LONG GROVE, Ill. (WLS) -- There are orange warning flags posted every few feet, "No truck or buses" signs and plenty of signage warning of the 8 ft. 6 in. clearing, yet people keep hitting the Long Grove covered bridge.

"It keeps happening and we are not really sure why," said Terri Taylor of Ma & Pa's Candy.

RELATED: Historic Long Grove covered bridge hit twice in less than 1 week after lengthy rebuild

Vehicles just keep crashing into the historic Long Grove covered bridge. The latest incident happened Friday, when a U-Haul truck got stuck. It was the 14th time the bridge has been hit since it reopened last August. It had been closed for two years to repair it from major damage from the previous crash.

"Luckily, we have the problem solved, we don't have to spend a lot of money rebuilding the bridge all the time," said John Kopecky, Country House.

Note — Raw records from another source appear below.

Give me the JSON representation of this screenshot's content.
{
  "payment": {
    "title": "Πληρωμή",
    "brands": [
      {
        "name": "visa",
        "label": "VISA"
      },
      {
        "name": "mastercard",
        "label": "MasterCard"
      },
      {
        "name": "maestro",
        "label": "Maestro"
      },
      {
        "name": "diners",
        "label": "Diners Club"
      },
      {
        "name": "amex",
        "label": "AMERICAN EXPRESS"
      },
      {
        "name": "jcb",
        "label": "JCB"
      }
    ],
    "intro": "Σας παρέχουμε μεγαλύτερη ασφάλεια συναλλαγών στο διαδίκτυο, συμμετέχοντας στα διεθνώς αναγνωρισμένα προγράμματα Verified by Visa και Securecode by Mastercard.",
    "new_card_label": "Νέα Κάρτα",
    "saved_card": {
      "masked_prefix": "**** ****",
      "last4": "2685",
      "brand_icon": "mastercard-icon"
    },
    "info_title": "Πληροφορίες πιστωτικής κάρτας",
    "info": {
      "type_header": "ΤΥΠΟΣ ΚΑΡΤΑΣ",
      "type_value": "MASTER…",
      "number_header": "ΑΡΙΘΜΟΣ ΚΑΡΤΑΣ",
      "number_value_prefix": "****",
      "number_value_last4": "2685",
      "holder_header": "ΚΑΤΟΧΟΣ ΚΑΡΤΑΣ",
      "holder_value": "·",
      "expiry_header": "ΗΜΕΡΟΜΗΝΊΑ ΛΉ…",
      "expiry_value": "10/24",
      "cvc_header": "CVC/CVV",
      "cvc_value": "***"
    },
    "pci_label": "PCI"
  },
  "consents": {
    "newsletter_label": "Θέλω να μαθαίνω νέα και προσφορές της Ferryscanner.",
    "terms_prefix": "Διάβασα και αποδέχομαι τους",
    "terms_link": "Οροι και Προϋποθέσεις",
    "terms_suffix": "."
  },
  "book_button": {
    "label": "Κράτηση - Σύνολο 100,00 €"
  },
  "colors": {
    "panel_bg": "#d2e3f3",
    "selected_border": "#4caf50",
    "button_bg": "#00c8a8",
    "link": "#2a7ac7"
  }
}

RELATED: Long Grove bridge hit again for 13th time since reopening last summer

The bridge was rebuilt with steel reinforcements so now the vehicle takes the brunt of the damage, not the bridge.

While nearby businesses are perplexed by the number of crashes, owners admit the publicity does give them a bit of a boost.

RELATED: Historic Long Grove bridge badly damaged by truck is 'punch to the gut'

"It's a spectacle that brings people into town," Taylor said.

"We had a great day on Sunday!" said Kopecky, with a laugh.

The local brewery, Buffalo Creek Brewing, has named beers after previous crashes. For the latest, the business is holding in a naming contest on its Facebook page.

RELATED: Covered bridge in Long Grove majorly damaged days after historic landmark designation

In the ongoing battle of vehicle vs. bridge, Long Grove officials believe GPS systems looking for the shortest route may be responsible for navigating drivers through the bridge. Friday's U-Haul driver told police he was following his GPS and didn't see the signs.

While it's likely to happen again, business owners are confident their iconic landmark is here to stay.

"I think we are going to win this battle, I really do," Kopecky said.